Gardening, waste and recycling
Last published 10 Nov 2017
Tips for getting the most out of your garden and reducing waste at home
Saving water in your garden
If you have space for a garden it can be a great way to relax, get outdoors and keep active. We encourage tenants to use and improve their gardens.
To save water and get the most out of your garden, we recommend:
- watering early in the morning or late in the afternoon
- watering the base of the plant, instead of overhead
- adding mulch to your garden to keep moisture in the soil
- planting native varieties that need less water and care
- collecting rainwater in buckets and drums for your garden
- sweeping paths or driveways instead of hosing
- leaving lawn 3cm tall or more so it needs less water
- washing your car on the lawn using buckets instead of the hose
Gardens account for around 25% of all household water consumption. Remember to check if there are any local water restrictions that limit your garden water use.
If you live in an apartment building and have neighbours who are interested in gardening, consider starting or joining a community garden.
Worm farms and composting
Worm farming and composting are fantastic ways to reduce the amount of waste going to landfill while feeding your garden with organic fertiliser.

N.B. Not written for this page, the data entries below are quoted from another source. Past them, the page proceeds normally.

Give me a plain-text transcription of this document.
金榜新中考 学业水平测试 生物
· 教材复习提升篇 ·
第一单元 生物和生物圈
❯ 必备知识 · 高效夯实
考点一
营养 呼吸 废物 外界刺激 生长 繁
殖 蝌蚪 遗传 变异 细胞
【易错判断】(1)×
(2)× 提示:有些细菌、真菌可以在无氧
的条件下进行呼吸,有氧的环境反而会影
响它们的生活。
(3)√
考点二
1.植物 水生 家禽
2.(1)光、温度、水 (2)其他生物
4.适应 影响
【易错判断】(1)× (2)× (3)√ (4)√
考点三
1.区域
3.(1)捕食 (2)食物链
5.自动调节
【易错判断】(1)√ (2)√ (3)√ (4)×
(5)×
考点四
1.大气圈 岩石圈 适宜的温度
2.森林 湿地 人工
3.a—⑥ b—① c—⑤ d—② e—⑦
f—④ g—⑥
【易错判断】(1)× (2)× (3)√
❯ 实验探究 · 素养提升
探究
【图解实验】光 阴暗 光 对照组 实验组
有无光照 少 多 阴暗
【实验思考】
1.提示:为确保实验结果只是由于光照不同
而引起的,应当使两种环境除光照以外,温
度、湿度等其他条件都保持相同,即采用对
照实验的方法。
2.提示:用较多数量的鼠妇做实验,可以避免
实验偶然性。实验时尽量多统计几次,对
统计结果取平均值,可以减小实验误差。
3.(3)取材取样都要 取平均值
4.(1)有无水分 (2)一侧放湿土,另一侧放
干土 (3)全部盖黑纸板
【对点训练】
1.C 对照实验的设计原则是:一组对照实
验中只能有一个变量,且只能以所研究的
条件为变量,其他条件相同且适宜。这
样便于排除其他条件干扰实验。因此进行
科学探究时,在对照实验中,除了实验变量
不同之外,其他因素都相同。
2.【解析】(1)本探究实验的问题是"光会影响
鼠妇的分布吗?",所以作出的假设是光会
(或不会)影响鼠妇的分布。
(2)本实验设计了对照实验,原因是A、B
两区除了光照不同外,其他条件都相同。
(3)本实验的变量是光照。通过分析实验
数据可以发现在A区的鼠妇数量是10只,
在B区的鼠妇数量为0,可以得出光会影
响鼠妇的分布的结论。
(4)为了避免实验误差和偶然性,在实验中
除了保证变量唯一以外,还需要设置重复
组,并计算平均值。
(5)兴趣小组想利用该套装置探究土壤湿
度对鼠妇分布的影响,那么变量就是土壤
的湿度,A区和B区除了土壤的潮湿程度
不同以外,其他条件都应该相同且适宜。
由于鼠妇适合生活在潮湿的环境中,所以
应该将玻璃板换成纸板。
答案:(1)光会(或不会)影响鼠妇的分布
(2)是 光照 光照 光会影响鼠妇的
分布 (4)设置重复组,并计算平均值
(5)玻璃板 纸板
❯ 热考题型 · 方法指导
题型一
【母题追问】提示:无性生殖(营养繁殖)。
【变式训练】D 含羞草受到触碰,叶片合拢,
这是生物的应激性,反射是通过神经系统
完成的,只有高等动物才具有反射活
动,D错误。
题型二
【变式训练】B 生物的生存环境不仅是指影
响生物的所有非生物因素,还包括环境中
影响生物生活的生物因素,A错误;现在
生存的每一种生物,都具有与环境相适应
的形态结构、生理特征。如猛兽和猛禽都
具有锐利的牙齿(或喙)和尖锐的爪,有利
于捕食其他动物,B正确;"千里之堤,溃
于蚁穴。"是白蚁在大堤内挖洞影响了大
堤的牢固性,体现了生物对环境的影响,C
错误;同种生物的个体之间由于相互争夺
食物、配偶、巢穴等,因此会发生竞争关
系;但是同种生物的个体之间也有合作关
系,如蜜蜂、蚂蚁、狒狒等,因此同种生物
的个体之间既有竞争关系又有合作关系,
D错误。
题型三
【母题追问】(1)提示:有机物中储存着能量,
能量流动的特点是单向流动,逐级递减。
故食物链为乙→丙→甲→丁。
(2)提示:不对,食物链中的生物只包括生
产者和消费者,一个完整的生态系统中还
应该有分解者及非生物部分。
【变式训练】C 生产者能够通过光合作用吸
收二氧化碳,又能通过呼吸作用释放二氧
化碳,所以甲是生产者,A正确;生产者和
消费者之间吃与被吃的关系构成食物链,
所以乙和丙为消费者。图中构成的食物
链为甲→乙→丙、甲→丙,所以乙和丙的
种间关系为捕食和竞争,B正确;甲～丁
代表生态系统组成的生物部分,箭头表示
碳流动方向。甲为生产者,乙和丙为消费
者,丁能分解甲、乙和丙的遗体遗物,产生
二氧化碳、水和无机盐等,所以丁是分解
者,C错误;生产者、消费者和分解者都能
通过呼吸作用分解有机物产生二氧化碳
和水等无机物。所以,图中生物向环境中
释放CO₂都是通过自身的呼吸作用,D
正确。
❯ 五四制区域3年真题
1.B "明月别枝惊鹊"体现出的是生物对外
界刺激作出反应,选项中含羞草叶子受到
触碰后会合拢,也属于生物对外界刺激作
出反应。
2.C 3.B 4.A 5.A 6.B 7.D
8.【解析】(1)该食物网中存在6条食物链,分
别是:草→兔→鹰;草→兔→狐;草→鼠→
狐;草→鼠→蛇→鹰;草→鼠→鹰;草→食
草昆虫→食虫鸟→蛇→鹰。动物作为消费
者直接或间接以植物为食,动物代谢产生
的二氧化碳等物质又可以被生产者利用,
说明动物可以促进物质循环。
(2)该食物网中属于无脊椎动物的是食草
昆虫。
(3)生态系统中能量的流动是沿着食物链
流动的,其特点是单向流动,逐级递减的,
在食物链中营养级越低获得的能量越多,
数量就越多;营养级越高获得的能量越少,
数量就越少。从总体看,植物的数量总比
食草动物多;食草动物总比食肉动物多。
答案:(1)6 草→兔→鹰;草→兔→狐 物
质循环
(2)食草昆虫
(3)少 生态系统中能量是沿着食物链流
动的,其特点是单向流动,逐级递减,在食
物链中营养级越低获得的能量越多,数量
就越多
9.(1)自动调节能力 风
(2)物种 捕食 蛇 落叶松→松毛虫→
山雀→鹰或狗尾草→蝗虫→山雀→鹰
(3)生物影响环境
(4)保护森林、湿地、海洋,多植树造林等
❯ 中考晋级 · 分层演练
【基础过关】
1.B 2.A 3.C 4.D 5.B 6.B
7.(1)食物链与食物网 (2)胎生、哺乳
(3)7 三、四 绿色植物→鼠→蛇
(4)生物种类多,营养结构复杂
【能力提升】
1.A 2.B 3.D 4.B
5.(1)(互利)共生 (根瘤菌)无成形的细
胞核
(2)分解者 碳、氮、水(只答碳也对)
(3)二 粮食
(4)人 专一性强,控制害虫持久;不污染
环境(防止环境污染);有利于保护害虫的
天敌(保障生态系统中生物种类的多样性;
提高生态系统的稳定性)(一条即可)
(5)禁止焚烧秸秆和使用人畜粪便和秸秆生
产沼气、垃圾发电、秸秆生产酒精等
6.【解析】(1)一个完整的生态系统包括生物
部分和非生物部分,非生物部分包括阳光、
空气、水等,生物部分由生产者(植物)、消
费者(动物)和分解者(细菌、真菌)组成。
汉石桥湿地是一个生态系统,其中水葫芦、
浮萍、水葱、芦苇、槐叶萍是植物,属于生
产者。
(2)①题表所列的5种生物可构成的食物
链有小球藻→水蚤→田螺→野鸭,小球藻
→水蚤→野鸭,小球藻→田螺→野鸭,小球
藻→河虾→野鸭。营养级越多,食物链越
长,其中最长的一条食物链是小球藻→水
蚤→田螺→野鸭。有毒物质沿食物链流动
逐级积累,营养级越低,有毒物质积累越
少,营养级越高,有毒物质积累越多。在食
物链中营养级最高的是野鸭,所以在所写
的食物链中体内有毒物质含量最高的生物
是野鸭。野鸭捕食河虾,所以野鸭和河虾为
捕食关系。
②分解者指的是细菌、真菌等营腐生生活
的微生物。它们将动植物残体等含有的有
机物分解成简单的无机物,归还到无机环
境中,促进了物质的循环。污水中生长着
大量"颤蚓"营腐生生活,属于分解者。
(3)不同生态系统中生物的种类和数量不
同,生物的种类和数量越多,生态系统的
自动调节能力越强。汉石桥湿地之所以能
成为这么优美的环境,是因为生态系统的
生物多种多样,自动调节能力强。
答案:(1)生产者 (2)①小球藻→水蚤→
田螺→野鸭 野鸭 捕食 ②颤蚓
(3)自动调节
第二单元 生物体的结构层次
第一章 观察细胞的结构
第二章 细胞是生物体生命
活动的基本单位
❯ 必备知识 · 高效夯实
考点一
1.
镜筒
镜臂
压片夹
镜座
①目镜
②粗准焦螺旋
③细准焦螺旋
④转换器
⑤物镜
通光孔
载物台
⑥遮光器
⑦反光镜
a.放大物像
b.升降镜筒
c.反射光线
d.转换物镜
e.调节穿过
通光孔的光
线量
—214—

Worm farms are great for people with limited space as they are compact and produce lovely liquid organic fertiliser which you can use on your garden or give away to friends. Worms can eat away food scraps in a matter of days when in the right conditions.
Compost bins are great for those with bigger gardens and lawns. A healthy compost bin likes a combination of food scraps, lawn clippings and leaves.
Many local councils offer free worm farming and composting workshops and will often provide discounts or free products to participants. Contact your local council to see if workshops are available in your area.
Compost Revolution have partnered with 40 local councils across Australia to offer discounts on home composting products and provide free online tutorials to help you set up and manage a worm farm, compost bin or bokashi bucket.
Some DCJ Housing apartment buildings are located near community gardens or have common area gardens where worm farming or composting is available. If you and your neighbours are interested in communal worm farming, composting or a community garden in your area contact your client service team to find out if it is possible.
Waste and recycling
If you have a missing, stolen or damaged bin, contact your local council to request a repair or replacement. You can also check your collection dates for waste, recycling and green waste on your local council’s website.
The NSW Environment Protection Authority has useful tips for reducing your household waste.
Illegal dumping is a serious problem, costing thousands of dollars every year. Illegal dumping is where unwanted items are placed on public or private property. People caught dumping illegally can be fined $750 on the spot. It’s important to report illegal dumping, especially if the waste is a threat to the environment or your health.
DCJ Housing spends thousands of dollars paying for the clean up of illegal dumping; money which could otherwise be spent on maintenance or housing upgrades.
Your council may offer free clean up services to remove large household items that you no longer want. If you live in a house, contact your local council to find out about clean up services available to you. Clean up services are usually on a roster or can be booked in on request.
For residents living in apartments and townhouses, DCJ Housing may be able to assist in organising a clean up for your whole building. If you and your neighbours need help to organise a clean up, contact your client service officer.